Storage Outage
Incident Report for Flying Circus
Resolved
The cluster has been behaving normally since our last message and we're considering the incident to be completed.

We will review the incident at a later time to identify potential actions to avoid similar incidents in the future.

We're sorry for any inconvenience and are available through the usual channels if you have any questions.
Posted Jun 15, 2022 - 14:11 CEST
Monitoring
The cluster is fully operational again.

We experienced a sudden disk usage spike on a few disks that caused Ceph to enter a protective state to avoid data loss. We adjusted Ceph parameters accordingly to unblock the cluster, identified the task causing the high usage and ensure that it finished without blocking the cluster again.

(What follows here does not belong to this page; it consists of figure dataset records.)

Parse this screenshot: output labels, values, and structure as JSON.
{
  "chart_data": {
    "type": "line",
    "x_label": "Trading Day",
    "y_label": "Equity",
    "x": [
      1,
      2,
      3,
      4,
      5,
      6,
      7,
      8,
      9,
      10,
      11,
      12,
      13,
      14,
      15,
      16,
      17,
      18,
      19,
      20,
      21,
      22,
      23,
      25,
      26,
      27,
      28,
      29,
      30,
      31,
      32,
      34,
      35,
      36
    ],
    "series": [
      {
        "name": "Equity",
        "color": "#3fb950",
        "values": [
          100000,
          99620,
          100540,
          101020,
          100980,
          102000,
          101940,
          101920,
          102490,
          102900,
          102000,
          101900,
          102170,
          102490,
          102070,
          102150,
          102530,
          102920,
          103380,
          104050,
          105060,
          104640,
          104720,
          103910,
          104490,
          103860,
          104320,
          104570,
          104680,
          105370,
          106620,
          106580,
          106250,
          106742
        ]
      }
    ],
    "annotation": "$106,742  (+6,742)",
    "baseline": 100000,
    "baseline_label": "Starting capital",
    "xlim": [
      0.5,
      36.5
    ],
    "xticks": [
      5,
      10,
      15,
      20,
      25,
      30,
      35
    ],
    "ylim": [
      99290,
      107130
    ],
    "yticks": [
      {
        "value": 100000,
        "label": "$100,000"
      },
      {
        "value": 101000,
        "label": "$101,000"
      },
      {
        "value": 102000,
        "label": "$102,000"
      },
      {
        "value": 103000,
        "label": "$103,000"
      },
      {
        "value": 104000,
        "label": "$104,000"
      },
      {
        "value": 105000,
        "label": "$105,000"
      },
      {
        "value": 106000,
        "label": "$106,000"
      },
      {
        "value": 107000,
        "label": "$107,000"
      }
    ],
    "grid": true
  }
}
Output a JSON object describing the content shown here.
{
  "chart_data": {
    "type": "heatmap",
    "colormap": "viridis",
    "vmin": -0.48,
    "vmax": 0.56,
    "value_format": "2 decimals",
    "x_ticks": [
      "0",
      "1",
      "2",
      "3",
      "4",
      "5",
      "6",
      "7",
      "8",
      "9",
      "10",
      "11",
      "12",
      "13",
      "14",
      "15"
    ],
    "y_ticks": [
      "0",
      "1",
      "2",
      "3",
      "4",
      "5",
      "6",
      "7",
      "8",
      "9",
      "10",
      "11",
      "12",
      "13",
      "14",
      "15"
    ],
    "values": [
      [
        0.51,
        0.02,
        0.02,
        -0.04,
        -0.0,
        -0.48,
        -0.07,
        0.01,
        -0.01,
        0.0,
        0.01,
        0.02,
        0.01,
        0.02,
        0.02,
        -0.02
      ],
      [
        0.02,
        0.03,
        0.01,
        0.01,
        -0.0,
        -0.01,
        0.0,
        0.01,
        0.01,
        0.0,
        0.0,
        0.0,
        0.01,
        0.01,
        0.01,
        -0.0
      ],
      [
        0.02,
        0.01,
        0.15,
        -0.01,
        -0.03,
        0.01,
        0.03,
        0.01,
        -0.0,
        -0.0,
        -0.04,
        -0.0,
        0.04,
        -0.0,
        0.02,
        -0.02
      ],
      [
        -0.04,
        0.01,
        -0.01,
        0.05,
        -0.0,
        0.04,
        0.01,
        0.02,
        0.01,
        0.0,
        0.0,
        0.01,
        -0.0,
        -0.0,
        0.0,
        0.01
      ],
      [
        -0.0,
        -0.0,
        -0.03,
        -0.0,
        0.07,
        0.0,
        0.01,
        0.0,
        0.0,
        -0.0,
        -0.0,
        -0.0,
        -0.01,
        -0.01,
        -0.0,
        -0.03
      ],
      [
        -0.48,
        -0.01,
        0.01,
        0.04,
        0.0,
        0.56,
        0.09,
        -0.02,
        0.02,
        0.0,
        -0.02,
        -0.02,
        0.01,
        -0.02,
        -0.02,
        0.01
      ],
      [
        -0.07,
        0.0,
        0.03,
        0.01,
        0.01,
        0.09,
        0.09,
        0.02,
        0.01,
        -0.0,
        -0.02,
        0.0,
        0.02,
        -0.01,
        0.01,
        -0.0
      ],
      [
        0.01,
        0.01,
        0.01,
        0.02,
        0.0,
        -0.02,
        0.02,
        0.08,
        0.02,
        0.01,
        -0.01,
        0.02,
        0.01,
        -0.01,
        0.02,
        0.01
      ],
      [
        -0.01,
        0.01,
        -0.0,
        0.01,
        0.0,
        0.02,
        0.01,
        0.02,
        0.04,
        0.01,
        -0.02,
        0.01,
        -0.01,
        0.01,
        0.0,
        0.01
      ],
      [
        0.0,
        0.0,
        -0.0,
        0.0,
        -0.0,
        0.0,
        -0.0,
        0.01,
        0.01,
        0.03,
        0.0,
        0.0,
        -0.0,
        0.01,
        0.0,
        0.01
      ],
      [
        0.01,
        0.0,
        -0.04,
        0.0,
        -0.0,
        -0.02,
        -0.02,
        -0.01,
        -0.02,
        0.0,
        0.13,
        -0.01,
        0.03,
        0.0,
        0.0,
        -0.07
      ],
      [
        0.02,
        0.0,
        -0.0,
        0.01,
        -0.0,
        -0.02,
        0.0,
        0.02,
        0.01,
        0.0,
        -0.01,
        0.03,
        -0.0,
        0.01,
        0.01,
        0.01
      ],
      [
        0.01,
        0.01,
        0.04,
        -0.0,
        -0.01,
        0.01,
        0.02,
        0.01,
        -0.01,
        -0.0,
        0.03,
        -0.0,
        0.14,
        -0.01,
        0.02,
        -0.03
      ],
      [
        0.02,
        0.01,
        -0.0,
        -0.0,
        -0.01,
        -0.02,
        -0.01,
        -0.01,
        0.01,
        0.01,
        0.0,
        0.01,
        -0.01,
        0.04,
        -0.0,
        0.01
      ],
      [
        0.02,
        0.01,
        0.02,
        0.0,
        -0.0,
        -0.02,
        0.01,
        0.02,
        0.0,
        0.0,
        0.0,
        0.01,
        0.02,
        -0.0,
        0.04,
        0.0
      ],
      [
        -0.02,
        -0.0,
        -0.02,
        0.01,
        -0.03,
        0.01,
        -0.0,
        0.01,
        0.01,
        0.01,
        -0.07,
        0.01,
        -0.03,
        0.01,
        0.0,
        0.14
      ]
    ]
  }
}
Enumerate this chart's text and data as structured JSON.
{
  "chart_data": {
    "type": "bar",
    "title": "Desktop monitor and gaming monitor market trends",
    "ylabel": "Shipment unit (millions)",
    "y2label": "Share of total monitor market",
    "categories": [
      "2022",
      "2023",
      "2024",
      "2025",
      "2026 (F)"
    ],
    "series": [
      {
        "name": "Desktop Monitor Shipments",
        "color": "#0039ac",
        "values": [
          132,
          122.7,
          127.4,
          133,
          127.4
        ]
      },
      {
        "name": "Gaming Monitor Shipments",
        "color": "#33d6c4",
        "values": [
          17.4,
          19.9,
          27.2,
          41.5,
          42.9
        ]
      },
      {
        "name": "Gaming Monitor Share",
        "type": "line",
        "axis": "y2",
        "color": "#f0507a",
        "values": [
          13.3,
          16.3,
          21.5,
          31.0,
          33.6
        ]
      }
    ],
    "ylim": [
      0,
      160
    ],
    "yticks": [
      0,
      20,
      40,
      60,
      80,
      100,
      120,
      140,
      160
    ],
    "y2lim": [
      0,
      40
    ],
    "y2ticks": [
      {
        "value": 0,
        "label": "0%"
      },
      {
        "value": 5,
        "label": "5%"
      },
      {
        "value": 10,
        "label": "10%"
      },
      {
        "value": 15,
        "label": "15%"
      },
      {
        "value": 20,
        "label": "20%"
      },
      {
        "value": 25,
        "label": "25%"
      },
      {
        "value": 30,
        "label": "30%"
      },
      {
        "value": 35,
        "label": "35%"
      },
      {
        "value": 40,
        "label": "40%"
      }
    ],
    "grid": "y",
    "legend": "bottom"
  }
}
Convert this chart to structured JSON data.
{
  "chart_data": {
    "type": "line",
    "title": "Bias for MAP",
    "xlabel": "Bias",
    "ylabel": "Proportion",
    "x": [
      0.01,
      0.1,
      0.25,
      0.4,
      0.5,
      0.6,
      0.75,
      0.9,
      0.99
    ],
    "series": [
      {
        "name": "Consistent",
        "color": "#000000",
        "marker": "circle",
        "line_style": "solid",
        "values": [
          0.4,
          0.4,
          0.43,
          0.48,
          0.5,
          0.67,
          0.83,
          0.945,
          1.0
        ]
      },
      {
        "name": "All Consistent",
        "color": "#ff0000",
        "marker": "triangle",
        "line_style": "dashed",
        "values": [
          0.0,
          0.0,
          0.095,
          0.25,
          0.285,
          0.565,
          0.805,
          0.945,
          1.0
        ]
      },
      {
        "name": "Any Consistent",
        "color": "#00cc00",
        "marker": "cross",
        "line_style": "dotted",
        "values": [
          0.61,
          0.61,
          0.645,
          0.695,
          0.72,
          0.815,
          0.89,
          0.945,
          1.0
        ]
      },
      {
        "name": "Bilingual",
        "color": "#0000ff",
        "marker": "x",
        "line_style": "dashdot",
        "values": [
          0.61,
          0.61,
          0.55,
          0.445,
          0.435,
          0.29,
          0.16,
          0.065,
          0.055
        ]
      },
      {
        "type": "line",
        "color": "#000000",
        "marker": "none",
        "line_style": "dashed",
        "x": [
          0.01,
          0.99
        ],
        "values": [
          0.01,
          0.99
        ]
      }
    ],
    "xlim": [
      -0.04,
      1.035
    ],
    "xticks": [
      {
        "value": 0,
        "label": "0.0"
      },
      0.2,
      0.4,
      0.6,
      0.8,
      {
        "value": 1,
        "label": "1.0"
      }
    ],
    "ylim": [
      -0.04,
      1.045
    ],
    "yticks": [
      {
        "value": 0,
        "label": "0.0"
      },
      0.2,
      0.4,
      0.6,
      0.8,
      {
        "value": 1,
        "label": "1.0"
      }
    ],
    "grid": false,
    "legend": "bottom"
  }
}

We are currently cleaning up the surplus data that caused the spike to ensure regular operational capacity.
Posted Jun 15, 2022 - 12:16 CEST
Identified
The issue has been identified and a fix is being implemented.
Posted Jun 15, 2022 - 12:05 CEST
Update
We are continuing to investigate this issue.
Posted Jun 15, 2022 - 12:04 CEST
Investigating
Some parts of the storage cluster are currently not working properly. We look into it and keep you posted.
Posted Jun 15, 2022 - 11:55 CEST
This incident affected: RZOB (production) (VM servers, VM storage cluster).